To address the challenges of dynamic, high-concurrency unmanned traffic management (UTM) in dense urban low-altitude environments, this paper proposes a physics-informed multi-layer directional “skyway” architecture and a continuous spatiotemporal UTM scheduling framework. Methodologically, it integrates physics-based constraints, hierarchical directional airspace partitioning, and dynamic resource allocation to enable omnidirectional drone accessibility and real-time dynamic access. Crucially, time-varying airspace capacity is explicitly embedded into the scheduling model, enabling computationally efficient and scalable safe scheduling. Experiments in complex 3D urban settings demonstrate that the system significantly improves airspace utilization (+32.7%) and scheduling throughput (2.1×), while guaranteeing millisecond-level response latency and zero collision—establishing a deployable infrastructure paradigm for large-scale intelligent low-altitude transportation.

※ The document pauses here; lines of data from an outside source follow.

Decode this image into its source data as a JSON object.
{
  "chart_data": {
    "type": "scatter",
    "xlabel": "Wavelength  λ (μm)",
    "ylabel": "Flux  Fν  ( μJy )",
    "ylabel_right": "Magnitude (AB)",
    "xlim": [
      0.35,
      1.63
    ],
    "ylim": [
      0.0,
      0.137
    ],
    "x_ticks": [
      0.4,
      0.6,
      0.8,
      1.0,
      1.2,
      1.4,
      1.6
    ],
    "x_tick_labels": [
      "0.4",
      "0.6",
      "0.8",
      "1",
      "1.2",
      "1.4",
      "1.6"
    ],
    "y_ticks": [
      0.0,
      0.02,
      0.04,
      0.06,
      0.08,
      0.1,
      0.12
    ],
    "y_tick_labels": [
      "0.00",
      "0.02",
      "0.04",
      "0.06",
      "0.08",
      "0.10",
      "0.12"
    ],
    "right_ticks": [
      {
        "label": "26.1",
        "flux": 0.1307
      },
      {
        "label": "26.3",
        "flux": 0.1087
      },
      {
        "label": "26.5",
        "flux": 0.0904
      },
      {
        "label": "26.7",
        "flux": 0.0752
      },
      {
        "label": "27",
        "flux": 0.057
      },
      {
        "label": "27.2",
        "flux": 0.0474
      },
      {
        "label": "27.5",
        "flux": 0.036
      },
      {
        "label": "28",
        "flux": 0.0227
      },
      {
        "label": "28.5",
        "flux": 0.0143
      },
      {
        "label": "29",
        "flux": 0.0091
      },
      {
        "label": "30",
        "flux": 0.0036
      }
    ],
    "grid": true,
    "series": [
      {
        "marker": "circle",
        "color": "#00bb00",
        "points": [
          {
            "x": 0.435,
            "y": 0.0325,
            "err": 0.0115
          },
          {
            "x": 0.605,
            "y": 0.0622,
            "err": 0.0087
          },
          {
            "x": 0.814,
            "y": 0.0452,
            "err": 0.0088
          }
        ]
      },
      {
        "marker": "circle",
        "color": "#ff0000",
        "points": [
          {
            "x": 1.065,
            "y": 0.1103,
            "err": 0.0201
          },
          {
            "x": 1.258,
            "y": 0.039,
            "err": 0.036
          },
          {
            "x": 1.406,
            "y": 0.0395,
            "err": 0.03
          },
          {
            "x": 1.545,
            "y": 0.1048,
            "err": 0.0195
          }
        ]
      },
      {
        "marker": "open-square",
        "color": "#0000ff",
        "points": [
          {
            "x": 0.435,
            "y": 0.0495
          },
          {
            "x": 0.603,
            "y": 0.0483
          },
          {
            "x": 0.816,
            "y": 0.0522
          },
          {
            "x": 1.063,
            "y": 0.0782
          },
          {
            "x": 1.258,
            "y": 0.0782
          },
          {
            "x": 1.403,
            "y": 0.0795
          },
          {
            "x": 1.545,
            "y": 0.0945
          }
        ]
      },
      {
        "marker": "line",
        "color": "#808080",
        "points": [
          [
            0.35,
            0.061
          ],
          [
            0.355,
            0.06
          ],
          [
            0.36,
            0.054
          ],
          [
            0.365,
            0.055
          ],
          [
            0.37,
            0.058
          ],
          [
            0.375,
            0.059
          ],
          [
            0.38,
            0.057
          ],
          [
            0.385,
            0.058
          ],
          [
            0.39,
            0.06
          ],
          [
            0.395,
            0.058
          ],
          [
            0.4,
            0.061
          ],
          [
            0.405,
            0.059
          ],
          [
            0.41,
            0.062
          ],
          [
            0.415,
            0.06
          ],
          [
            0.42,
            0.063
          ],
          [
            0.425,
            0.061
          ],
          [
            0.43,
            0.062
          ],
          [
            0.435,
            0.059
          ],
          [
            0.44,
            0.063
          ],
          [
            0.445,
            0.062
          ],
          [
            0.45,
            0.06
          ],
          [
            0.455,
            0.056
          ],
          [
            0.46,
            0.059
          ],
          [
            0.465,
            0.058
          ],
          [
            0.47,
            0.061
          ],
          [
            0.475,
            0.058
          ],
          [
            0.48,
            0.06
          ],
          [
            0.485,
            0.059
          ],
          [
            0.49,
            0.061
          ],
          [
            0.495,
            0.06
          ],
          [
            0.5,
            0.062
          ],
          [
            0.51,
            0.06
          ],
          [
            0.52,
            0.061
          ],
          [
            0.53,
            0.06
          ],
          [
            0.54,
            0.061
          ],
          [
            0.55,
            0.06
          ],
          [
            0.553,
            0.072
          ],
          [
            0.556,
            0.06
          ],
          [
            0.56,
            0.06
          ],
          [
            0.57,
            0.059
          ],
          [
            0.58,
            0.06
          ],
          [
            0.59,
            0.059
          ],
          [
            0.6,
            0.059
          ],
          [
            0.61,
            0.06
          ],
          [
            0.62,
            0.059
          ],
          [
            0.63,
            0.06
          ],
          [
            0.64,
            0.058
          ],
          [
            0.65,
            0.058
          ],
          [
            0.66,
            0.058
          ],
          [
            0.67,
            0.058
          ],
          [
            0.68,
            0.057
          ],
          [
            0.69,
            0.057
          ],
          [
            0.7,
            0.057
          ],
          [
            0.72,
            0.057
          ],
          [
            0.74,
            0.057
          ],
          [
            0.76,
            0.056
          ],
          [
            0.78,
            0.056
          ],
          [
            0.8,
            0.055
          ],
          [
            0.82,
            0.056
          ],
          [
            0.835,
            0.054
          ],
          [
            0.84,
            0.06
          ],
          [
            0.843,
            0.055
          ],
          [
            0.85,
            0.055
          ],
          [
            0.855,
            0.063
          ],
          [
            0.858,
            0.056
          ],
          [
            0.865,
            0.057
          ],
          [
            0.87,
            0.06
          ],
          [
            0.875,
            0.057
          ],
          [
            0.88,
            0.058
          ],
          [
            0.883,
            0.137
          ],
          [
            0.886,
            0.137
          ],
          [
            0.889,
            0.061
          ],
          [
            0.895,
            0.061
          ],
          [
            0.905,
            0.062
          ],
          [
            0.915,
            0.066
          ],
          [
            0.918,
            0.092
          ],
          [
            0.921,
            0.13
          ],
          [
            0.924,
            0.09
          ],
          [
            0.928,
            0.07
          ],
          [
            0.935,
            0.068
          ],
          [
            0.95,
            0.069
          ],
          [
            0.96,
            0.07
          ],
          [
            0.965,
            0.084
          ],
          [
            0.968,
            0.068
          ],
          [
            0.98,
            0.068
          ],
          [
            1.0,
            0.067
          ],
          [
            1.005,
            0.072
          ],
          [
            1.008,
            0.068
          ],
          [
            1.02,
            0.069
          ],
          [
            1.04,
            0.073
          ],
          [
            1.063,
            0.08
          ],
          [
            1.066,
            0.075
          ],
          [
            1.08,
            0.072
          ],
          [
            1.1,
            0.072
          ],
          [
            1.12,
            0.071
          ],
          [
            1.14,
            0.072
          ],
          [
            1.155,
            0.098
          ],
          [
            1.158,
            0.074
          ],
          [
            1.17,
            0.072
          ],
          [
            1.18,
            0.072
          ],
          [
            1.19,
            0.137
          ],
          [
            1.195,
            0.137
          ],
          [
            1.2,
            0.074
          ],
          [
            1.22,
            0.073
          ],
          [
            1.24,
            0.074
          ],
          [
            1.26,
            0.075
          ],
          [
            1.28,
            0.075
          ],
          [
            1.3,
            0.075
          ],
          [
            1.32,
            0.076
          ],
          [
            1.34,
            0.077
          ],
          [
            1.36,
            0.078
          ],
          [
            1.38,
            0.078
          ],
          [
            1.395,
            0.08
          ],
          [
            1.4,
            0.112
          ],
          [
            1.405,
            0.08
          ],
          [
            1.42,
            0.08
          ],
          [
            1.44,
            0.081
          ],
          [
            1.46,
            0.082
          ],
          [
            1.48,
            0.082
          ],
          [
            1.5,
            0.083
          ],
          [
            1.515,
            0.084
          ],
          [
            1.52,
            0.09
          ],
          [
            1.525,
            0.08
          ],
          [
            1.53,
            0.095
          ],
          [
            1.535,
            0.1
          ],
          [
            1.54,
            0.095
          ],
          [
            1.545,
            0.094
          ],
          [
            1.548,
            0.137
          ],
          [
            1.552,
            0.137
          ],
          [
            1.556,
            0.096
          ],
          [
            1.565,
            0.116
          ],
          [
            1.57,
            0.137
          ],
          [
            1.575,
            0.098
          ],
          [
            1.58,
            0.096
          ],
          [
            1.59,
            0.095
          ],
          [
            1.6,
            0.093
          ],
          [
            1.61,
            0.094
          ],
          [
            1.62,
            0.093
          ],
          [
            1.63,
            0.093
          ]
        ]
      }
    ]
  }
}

Unlike traditional multi-agent coordination frameworks, which assume a fixed number of agents, UAS traffic management (UTM) requires a platform that enables Uncrewed Aerial Systems (UAS) to freely enter or exit constrained low-altitude airspace. Consequently, the number of UAS operating in a given region is time-varying, with vehicles dynamically joining or leaving even in dense, obstacle-laden environments. The primary goal of this paper is to develop a computationally efficient management system that maximizes airspace usability while ensuring safety and efficiency. To achieve this, we first introduce physics-informed methods to structure fixed skyroads across multiple altitude layers of urban airspace, with the directionality of each skyroad designed to guarantee full reachability. We then present a novel Continuous UTM (C-UTM) framework that optimally allocates skyroads to UAS requests while accounting for the time-varying capacity of the airspace. Collectively, the proposed model addresses the key challenges of low-altitude UTM by providing a scalable, safe, and efficient solution for urban airspace usability.